駅前にはふらっと気軽に立ち寄れる本屋があり、家の中には本棚がある。
それは私たちにとって、当たり前の日常の風景でした。

 
「本」はさまざまな情報を媒介し、時代を超えて伝える役割を担い、時に優しく、時に激しく社会を動かします。

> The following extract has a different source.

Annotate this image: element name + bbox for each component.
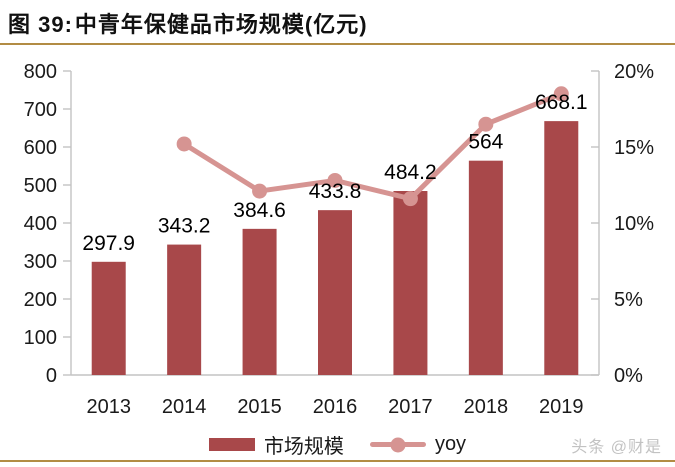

私たちに知識と勇気と希望を与え、生活に潤いを与える非常に重要な役割を担ってきましたが、近年は、駅前の本屋が次々と姿を消し、家の中からも本棚が姿を消し、日常生活の中で本と接する機会は急激に減少していきました。書籍・雑誌の流通を担う日販、雑誌を発行する自遊人ともに、本を取り囲む環境のめまぐるしい変化には、大きな危機感を抱いています。
 
情報の入手手段が、光の速度で飛び交うインターネットやSNSに変わっていくこと。それを否定するつもりはありませんが、広く深い大海を漂うように「本」から情報を得ること、その機会を失うことは、「創造性の欠如」や「文化の継承の断絶」を招くことにつながるのではないだろうか? “本離れ”という単純な事象よりも、はるかに大きな別の“何か”に対して危機感を感じています。
 
そんな互いの思いに共感し合い、日本出版販売株式会社と株式会社自遊人にプロジェクトチームができたのが、2015年の夏。『箱根本箱』のプロジェクトがスタートしました。
 
本を通じて新しいライフスタイルを提案し、未来へと文化を紡ぐ「本との出会いの空間」を作ろう。
 
東京近郊にありながら、豊かな自然を有し、文化的な香り漂う箱根・強羅に誕生する『箱根本箱』。駅前の本屋のように気軽に本を手に取れる空間、本と生活が密着した心地よい空間で、「暮らす」ように滞在しながら、「本」を読む楽しさ、本と向き合う楽しさを存分に味わう。私たちの思いが詰まった「本箱」が、約3年の年月を経て、いよいよ2018年8月にオープンを迎えます。